O Le Vin é um restaurante que adoro. Inventou uma fórmula que foi muito bem sucedida em São Paulo: servir um cardápio clássico francês, com boa execução seguindo o receituário tradicional em ambiente simples, que remete aos bistrôs, com serviço eficaz. Quando chegaram ao Rio, incrementaram a sua própria experiência, e conseguiram um ponto raro para um restaurante, um casarão antigo em plena Ipanema. O que já era bom ficou melhor. Rio e Paris têm muito em comum.
Conheci o Le Vin em 2007, quando fui inspetor de restaurantes do Guia Quatro Rodas, cobrindo as casas francesas, tanto do Rio quanto de São Paulo, entre outras categorias. Fui avaliar o Le Vin. Gostei.
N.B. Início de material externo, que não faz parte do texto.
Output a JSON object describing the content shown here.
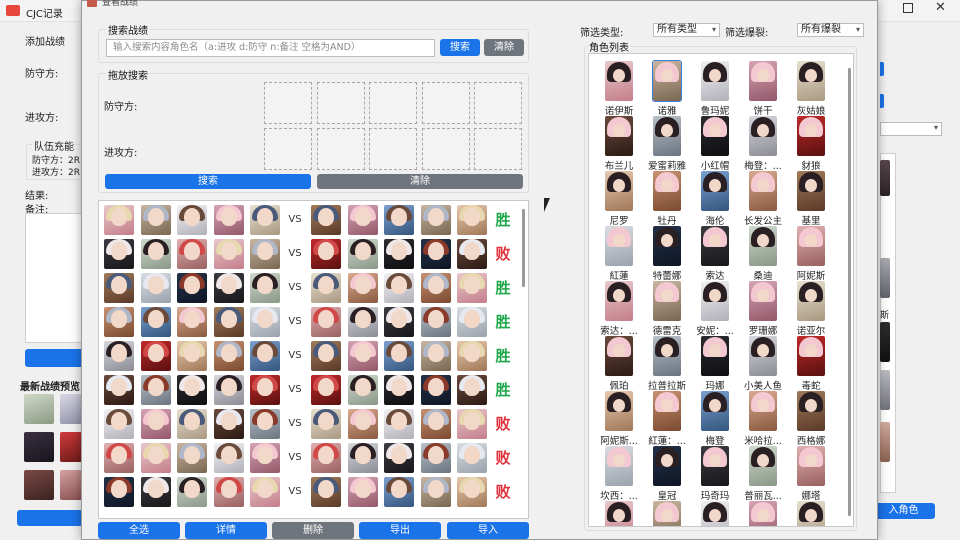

Aproximadamente um ano depois, fui visitar a filial de Ipanema, inaugurada havia muito pouco tempo. Era uma tarde de outono. Daquelas lindas. Pedi um cassoulet na varanda, e um bom Bordeaux na escolta. Logo vi que a novidade era melhor que as casas anteriores. Nem vou dizer que o CEP ajuda, como sabemos que sim. O fato é que aquela casa é uma graça, e o restaurante é dos mais agradáveis do Rio. É gostoso. Tem uma carta de vinhos correta e coerente, com boa seleção de exemplares da França, e um punhado de garrafas de outras bandas, lista interessante, com preços justos (isso, é claro, para o infeliz nível brasileiro). Seria capaz de ir até lá mesmo que a comida fosse mais ou menos. Mas é boa. Acho muito boa. Entre outras razões, porque traz muitos pratos que adoro. Afinal, onde mais posso comer rins na mostarda aqui na cidade?
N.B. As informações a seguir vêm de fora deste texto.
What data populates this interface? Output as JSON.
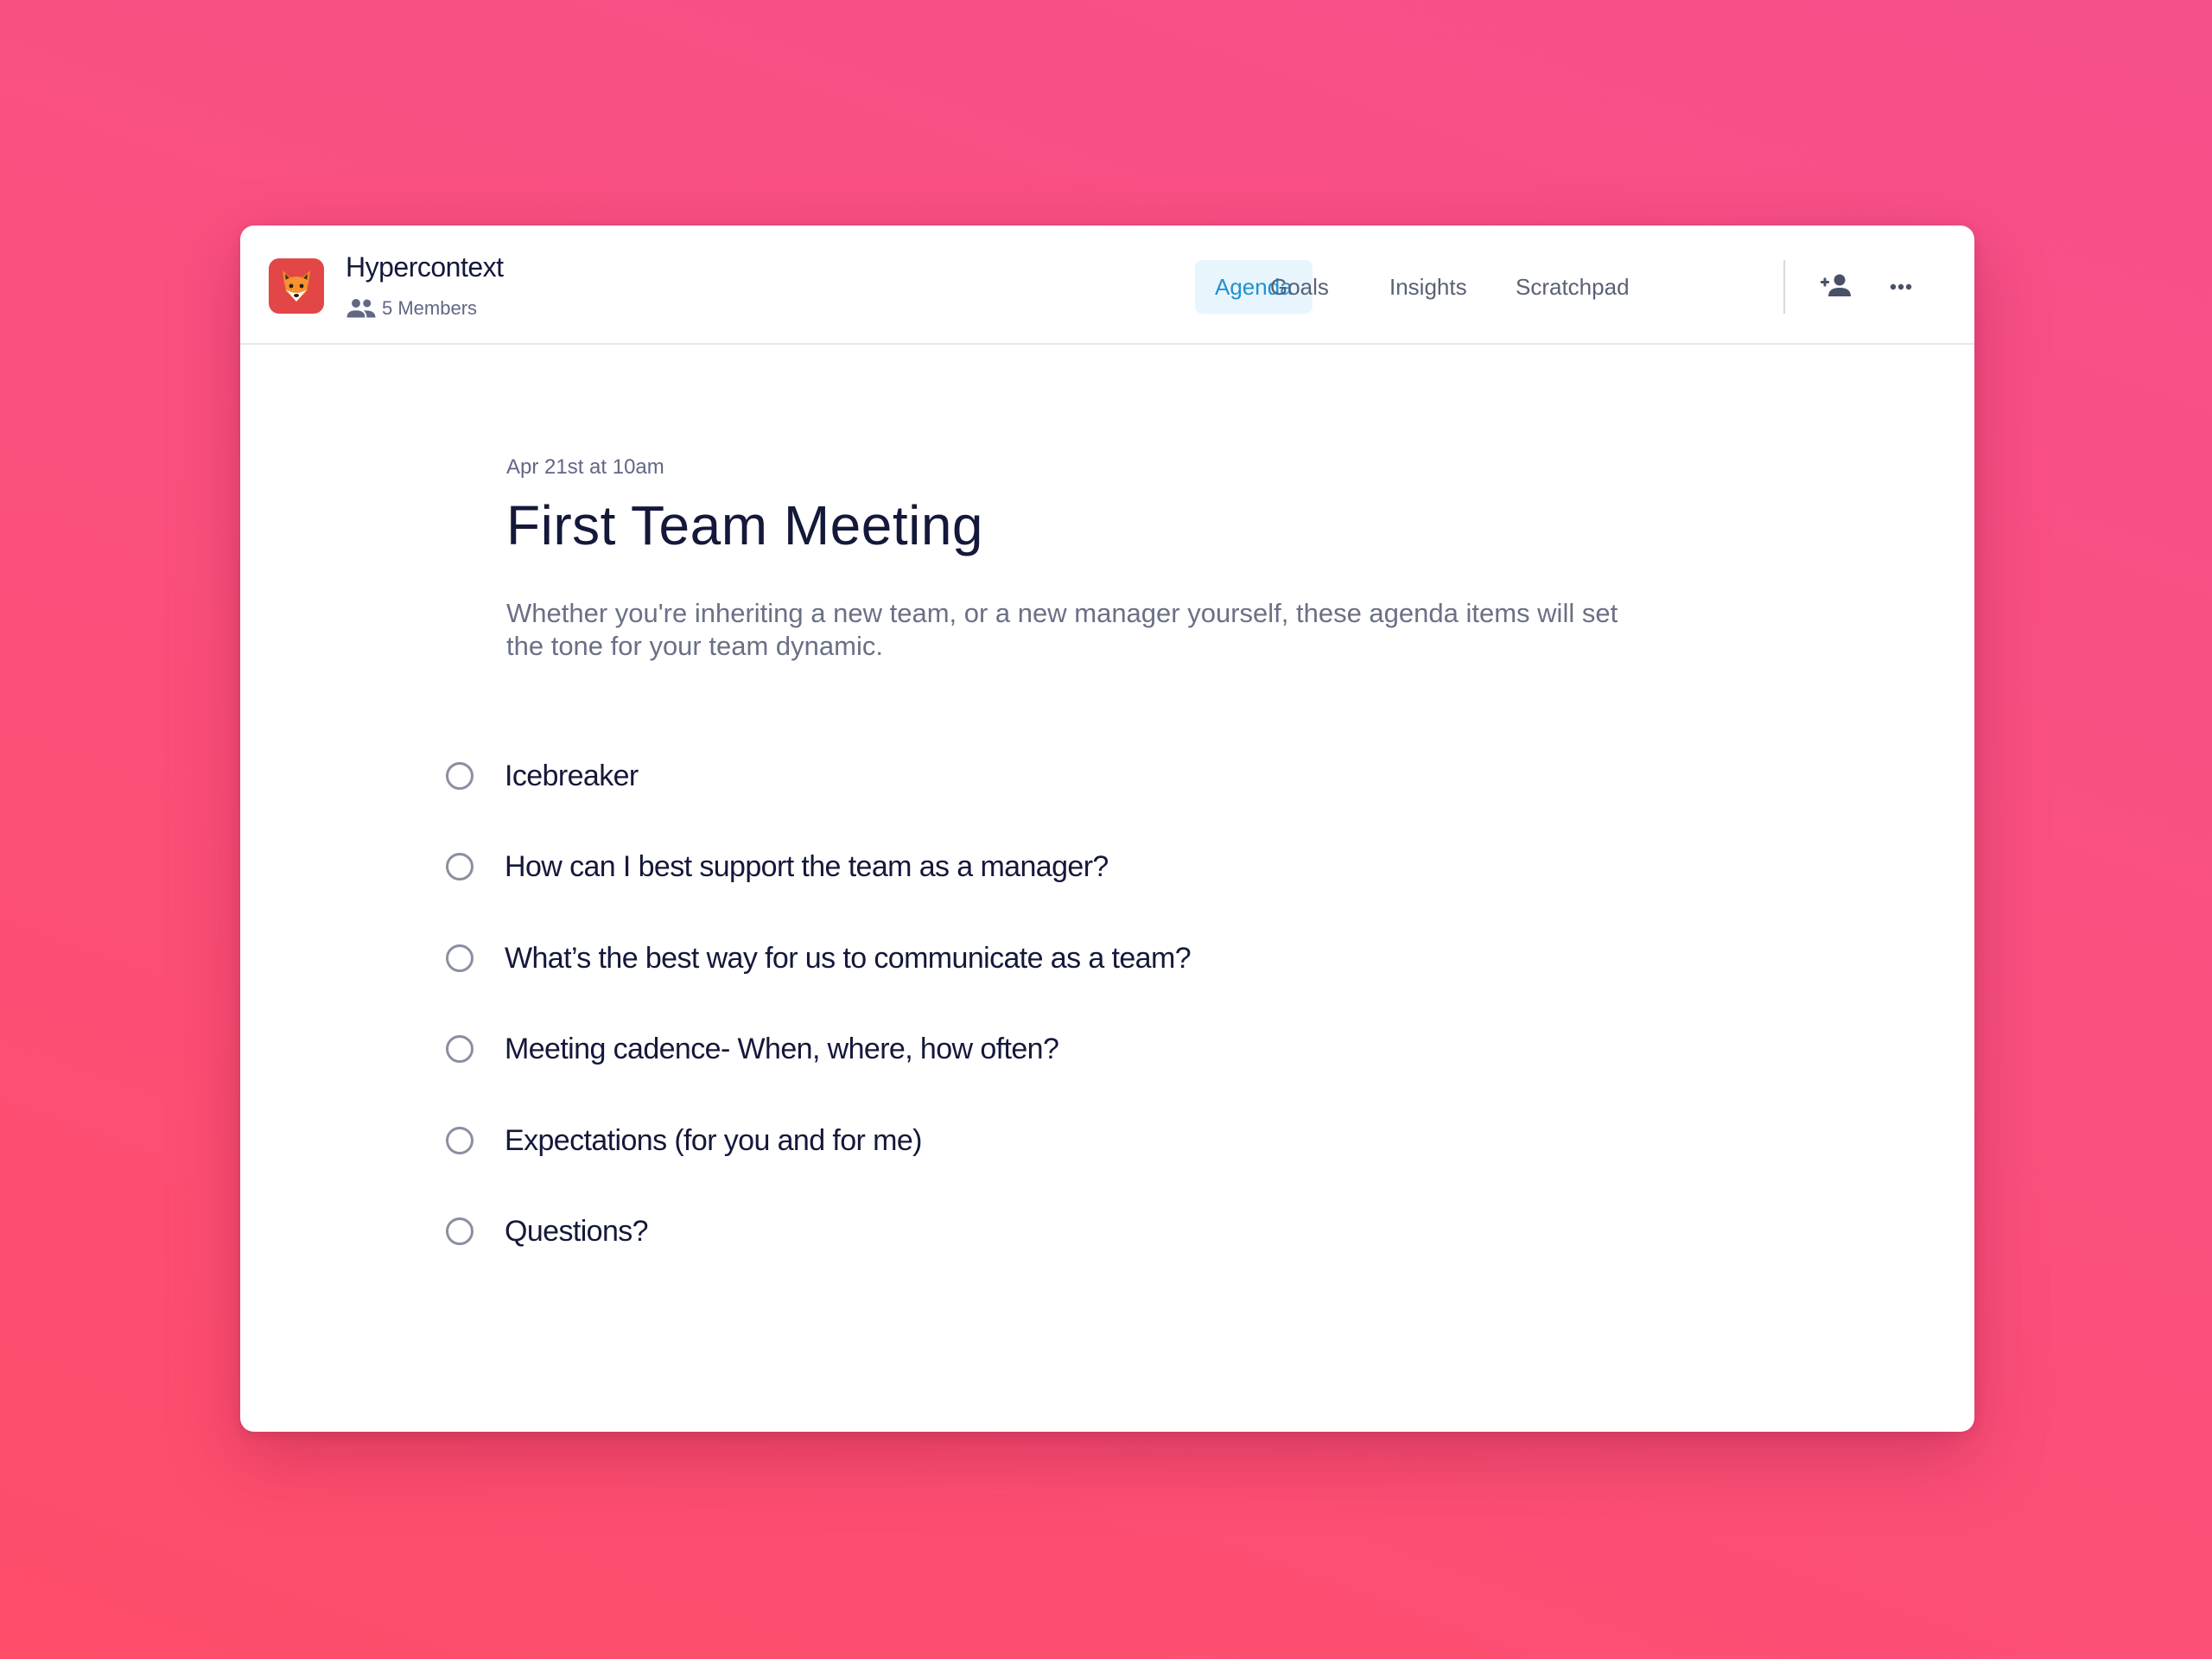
{
  "team": {
    "name": "Hypercontext",
    "members_label": "5 Members",
    "icon": "fox-icon"
  },
  "nav": {
    "tabs": [
      {
        "label": "Agenda",
        "active": true
      },
      {
        "label": "Goals",
        "active": false
      },
      {
        "label": "Insights",
        "active": false
      },
      {
        "label": "Scratchpad",
        "active": false
      }
    ],
    "actions": [
      "add-member-icon",
      "more-options-icon"
    ]
  },
  "meeting": {
    "date": "Apr 21st at 10am",
    "title": "First Team Meeting",
    "description": "Whether you're inheriting a new team, or a new manager yourself, these agenda items will set the tone for your team dynamic."
  },
  "agenda": {
    "items": [
      {
        "label": "Icebreaker",
        "checked": false
      },
      {
        "label": "How can I best support the team as a manager?",
        "checked": false
      },
      {
        "label": "What’s the best way for us to communicate as a team?",
        "checked": false
      },
      {
        "label": "Meeting cadence- When, where, how often?",
        "checked": false
      },
      {
        "label": "Expectations (for you and for me)",
        "checked": false
      },
      {
        "label": "Questions?",
        "checked": false
      }
    ]
  },
  "colors": {
    "accent": "#1e93d2",
    "accent_bg": "#e9f5fc",
    "app_icon_bg": "#e34646",
    "background_top": "#f74f8b",
    "background_bottom": "#ff4d6a"
  }
}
Vez ou outra, me perguntam sobre ele, aqui no blog, por e-mail (não façam mais isso, por favor, por e-mail, não) e pessoalmente. Sempre digo que gosto e recomendo. Por esses dias, me perguntaram sobre o tartar de lá. Por coincidência, ou não, eu que ando atrás dos tartares do Rio de maneira quase implacável, havia estado por lá não faz muito. O que me fez ter vontade de sentar para escrever sobre esse agradável lugar.
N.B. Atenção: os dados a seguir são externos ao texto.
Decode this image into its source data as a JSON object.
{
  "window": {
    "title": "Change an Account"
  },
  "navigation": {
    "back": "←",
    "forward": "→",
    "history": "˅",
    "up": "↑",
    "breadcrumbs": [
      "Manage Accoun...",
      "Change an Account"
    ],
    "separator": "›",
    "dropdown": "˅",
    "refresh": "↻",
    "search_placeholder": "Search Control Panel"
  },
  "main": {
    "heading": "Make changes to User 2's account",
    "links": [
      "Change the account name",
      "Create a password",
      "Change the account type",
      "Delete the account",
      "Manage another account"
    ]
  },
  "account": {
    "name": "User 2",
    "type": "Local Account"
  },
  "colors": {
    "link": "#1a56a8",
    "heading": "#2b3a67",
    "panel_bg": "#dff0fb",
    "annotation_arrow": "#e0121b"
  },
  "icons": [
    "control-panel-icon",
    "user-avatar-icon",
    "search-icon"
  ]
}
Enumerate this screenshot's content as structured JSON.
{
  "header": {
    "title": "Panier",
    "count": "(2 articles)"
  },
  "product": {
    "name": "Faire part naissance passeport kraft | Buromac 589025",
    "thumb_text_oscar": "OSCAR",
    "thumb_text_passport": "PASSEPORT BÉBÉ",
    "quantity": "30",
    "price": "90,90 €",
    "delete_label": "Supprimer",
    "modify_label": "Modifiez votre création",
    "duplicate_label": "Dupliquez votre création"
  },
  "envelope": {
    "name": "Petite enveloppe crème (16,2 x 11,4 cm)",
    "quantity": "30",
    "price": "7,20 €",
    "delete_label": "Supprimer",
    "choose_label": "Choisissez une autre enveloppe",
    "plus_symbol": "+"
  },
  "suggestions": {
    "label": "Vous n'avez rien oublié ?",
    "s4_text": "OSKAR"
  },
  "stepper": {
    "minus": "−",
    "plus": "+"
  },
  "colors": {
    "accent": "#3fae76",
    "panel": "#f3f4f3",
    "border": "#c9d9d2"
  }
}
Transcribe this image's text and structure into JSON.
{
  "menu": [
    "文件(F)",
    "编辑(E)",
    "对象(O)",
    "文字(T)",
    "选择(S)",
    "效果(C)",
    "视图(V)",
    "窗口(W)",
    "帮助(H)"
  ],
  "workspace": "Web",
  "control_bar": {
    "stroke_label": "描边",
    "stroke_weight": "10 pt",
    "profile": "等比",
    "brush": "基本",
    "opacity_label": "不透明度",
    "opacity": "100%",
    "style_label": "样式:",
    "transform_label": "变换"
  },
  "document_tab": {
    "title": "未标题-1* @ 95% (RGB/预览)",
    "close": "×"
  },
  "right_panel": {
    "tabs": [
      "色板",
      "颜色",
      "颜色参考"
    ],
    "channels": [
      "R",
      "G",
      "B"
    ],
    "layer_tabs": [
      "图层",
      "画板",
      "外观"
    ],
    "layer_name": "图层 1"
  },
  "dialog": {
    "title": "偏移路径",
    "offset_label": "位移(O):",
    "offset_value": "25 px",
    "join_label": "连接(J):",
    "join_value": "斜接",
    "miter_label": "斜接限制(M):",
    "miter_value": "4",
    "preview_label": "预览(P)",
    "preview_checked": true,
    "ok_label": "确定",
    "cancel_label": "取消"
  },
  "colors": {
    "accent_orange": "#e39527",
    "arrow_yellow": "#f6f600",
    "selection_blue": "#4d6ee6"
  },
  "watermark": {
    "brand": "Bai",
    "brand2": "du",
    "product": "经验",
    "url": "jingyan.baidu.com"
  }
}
Fui para provar coisas novas. Assim, depois do couvert que é simples, gostoso e adequado, formado por pão rústico, patê bem feito e uma boa manteiga, e então fui pedir uma entrada.
Fui certeiro ao escolher os cogumelos refogados ao creme de foie gras, prato untuoso, saboroso, aromático, uma pedida ideal para essas noites frias que andam fazendo, ainda mais com um bom carmenere, chileno, naturalmente. Nessa hora, por favor, nunca que deixem levar o pão do couvert. Eu, pessoalmente, gosto de que ele fique por lá até a sobremesa, porque vai bem com muitos pratos (ah, como é bom o caldinho do rim na mostarda). E, dependendo da fome, um naco de pão com patê ou manteiga, ou com ambos, o que talvez seja ainda melhor que cada qual em separado, é sempre uma redenção.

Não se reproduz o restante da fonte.